A questo punto - osserva il Tribunale - essendosi l’imputato “comportato” come un preposto e quindi “rivestendo  tale mansione di fatto, egli avrebbe potuto e dovuto, ai sensi dell'art. 19 comma 1 lett. f) D.Lgs. n. 81 del 2008, “segnalare tempestivamente al datore di lavoro ... sia le deficienze dei mezzi e delle attrezzature di lavoro e dei dispositivi di protezione individuale, sia ogni altra condizione di pericolo che si verifichi durante il lavoro”.
In altri termini, egli, prima del sopralluogo, era ben consapevole che gli operai svolgevano le mansioni alle quali erano addetti con strumenti di lavoro inadeguati e privi di dispositivi di protezione individuale ed avrebbe dovuto segnalare tali pericoli al datore di lavoro.
Dall'omissione di tale segnalazione, discende nel caso in esame l'affermazione di responsabilità del preposto di fatto.”
E “in tale quadro, non ha rilievo la mancanza di una formale investitura a preposto, poiché l'istruttoria ha evidenziato che egli svolgeva di fatto mansioni identiche a quelle del preposto stesso, ed è inesatto affermare, per le ragioni sopra esposte, che non disponesse di poteri o di responsabilità di tipo organizzativo all'interno dell'impresa.

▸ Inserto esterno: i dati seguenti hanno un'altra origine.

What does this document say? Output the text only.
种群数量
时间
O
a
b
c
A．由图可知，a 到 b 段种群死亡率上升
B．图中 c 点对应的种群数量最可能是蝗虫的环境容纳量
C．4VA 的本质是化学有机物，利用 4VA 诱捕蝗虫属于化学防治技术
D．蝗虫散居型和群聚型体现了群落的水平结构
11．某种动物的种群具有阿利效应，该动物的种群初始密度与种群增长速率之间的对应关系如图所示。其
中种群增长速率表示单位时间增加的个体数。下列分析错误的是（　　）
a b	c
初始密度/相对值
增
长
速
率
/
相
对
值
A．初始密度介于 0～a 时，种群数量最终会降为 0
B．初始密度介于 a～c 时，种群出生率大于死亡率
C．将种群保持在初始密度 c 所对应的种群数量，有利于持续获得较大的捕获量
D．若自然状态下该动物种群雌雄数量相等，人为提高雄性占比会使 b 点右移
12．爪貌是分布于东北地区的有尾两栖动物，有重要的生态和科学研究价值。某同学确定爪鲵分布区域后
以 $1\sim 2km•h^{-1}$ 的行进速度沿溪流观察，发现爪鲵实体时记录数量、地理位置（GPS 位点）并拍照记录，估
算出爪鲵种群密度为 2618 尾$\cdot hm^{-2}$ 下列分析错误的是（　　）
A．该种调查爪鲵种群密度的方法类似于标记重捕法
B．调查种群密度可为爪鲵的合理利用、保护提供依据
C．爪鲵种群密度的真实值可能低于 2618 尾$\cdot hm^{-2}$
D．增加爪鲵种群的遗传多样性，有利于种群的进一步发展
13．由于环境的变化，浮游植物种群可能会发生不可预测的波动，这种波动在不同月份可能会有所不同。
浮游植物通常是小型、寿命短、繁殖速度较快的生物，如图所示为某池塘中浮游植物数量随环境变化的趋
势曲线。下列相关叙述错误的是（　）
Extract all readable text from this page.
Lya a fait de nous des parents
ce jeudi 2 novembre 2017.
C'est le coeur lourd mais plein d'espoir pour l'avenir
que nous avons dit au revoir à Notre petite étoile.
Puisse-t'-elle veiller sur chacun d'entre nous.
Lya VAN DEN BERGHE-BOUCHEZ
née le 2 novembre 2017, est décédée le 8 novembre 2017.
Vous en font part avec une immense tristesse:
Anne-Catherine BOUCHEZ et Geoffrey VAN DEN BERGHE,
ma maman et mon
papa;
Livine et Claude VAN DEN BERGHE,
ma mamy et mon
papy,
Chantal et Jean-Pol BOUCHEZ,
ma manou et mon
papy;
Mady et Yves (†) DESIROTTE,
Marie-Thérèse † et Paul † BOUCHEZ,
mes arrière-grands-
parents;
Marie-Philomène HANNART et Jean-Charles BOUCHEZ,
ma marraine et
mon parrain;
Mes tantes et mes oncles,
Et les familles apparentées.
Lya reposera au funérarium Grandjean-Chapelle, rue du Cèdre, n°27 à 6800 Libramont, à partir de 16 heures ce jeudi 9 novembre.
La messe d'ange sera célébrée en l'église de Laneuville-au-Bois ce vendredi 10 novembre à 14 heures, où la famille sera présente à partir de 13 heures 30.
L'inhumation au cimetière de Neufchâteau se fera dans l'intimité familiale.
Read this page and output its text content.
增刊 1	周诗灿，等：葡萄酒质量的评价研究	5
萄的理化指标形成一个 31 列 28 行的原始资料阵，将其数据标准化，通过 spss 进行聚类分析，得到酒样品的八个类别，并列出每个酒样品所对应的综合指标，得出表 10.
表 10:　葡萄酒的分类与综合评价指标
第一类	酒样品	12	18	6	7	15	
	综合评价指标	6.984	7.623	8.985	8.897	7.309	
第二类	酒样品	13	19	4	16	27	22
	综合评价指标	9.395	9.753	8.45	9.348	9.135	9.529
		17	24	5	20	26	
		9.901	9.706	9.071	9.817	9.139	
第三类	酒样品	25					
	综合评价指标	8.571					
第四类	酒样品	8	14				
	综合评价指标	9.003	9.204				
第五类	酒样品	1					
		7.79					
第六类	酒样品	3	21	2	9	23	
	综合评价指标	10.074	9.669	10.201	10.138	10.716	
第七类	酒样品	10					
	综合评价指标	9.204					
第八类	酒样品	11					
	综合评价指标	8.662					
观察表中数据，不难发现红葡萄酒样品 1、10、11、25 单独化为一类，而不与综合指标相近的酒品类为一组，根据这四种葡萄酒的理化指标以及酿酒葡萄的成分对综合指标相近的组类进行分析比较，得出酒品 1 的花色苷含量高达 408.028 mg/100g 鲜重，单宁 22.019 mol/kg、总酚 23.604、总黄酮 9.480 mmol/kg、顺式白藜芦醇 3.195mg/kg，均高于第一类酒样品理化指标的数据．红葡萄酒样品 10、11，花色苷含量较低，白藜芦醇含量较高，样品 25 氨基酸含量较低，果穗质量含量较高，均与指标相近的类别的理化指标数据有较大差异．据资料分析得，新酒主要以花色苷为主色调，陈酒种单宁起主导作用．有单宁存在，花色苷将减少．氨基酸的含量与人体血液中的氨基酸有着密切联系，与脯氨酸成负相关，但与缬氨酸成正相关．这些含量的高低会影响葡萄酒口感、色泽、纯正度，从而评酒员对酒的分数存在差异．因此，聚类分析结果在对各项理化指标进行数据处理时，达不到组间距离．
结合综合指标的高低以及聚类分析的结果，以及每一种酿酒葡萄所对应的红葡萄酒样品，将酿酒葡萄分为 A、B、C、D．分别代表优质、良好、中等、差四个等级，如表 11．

Neppure ha rilievo la circostanza che non rivestisse incarichi in materia di sicurezza sul lavoro, poiché il preposto di fatto risponde autonomamente anche in mancanza dell'assunzione della - diversa - qualità di responsabile della sicurezza.”
 
A fronte, poi, dell’argomentazione della difesa che aveva obiettato che l’imputato non aveva la qualifica di datore di lavoro, il Tribunale replica che “certamente egli non era, come sostenuto dalla difesa, il datore di lavoro, ma non di meno egli risponde in sede penale proprio in ragione della qualità di preposto di fatto e non di datore di lavoro.”
 
Sul fatto poi che nulla fosse stato contestato a monte ai datori di lavoro cui l’imputato aveva ceduto la società, il Tribunale precisa, conclusivamente, che “per quanto concerne poi l'omessa formulazione di addebiti a carico di C.F. e a F.A., legali rappresentanti di C. s.r.l. e dunque di datori di lavoro, tale censura può riguardare l'iniziativa del Pubblico Ministero nell'esercizio dell'azione penale, ma non vale certamente ad escludere la responsabilità del preposto di fatto, il quale, al più, potrebbe concorrere (o meglio cooperare, ai sensi dell'art. 113 c.p.) con il datore di lavoro, ma non anche restare esente da ogni responsabilità per il solo fatto dell'omessa citazione a giudizio del datore di lavoro.”